Continuous intelligence (CI) provides the needed real-time analytics and insights that enable companies to rapidly deliver reliable applications and digital services, protect against modern security threats, and optimize their business processes in real-time.

Insights from continuous intelligence can be used in many ways. Two very general uses that apply to all application areas are to augment the work of a human or to automate an action. These uses are essentially decisions support and decision automation.

See Also: Continuous Intelligence Insights

What’s the difference?

CI used for decision support helps people respond to events or triggers as they happen. The derived intelligence augments the work a human would do on his or her own. For example, a SecOps team might CI to help sort through numerous alerts and alarms. It could weed out non-threatening issues and prioritize the most threatening ones. The team could then use that information to take actions, such as shutting down an account, stopping a transaction, or preventing a breach.

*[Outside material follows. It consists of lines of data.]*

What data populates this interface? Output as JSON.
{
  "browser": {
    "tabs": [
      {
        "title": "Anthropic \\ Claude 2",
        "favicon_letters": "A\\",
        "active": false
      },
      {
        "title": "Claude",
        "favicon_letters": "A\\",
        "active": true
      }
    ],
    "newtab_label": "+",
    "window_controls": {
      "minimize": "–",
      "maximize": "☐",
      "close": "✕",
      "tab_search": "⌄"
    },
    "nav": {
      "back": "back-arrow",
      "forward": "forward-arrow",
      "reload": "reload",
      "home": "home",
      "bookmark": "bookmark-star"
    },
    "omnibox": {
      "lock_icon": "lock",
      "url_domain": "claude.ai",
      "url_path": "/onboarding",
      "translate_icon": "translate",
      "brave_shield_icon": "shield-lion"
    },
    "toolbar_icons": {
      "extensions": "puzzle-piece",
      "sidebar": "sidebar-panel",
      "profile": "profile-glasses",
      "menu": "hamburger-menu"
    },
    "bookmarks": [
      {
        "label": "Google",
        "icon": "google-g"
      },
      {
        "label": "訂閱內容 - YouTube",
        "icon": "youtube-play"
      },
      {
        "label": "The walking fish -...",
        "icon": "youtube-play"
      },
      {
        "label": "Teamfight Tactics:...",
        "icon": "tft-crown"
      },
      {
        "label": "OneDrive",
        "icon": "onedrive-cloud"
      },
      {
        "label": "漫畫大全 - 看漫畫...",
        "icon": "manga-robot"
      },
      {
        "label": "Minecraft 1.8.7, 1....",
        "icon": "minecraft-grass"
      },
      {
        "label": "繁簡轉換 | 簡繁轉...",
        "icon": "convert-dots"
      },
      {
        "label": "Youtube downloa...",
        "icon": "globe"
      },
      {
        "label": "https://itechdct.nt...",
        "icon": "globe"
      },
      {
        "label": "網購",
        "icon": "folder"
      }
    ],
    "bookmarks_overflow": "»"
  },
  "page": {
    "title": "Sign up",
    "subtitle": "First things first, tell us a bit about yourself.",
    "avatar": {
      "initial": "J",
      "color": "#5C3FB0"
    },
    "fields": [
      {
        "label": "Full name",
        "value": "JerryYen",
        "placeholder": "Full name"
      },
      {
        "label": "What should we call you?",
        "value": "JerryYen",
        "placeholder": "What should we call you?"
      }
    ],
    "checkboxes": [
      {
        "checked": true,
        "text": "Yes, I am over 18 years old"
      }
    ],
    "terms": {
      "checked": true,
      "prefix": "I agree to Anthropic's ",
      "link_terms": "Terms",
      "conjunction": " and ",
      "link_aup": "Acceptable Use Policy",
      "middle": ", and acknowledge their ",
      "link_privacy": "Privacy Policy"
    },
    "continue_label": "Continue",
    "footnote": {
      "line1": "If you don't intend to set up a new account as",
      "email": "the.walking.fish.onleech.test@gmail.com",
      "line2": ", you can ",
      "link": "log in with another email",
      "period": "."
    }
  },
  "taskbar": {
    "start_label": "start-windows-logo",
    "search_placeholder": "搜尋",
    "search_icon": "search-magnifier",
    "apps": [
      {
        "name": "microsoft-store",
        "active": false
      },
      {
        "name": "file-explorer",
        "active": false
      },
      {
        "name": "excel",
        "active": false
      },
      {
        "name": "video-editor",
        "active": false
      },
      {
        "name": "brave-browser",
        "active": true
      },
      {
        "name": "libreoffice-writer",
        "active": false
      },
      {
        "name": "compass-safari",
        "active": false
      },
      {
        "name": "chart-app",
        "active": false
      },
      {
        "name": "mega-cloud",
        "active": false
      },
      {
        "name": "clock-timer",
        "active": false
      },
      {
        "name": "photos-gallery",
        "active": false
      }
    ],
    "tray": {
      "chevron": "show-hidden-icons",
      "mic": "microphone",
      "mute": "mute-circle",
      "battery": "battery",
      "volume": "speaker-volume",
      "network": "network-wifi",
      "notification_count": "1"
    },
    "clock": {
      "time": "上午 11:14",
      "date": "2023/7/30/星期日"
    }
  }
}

CI used for decision automation removes the person from the equation, allowing a system to act independently. An example would be the use of CI in application performance monitoring. If CI detects a critical application’s performance is degrading, it could detect the problem. For instance, it might find that a transmission line over which the app runs is also being used to conduct a daily backup. Once the issue is identified, a system might be set up to take automatic action. In this case, either throttling back the backup data exchange or routing the critical app’s traffic over a higher-performance circuit. 

CI-based systems, used in either decision support or decision automation, have the potential to deliver significant benefits to organizations that need to react in the moment to dynamic situations. Most businesses will move from traditional reacting after the fact approaches to using CI for real-time decision support, and some will move up the automation spectrum to systems that take actions on their own in real time.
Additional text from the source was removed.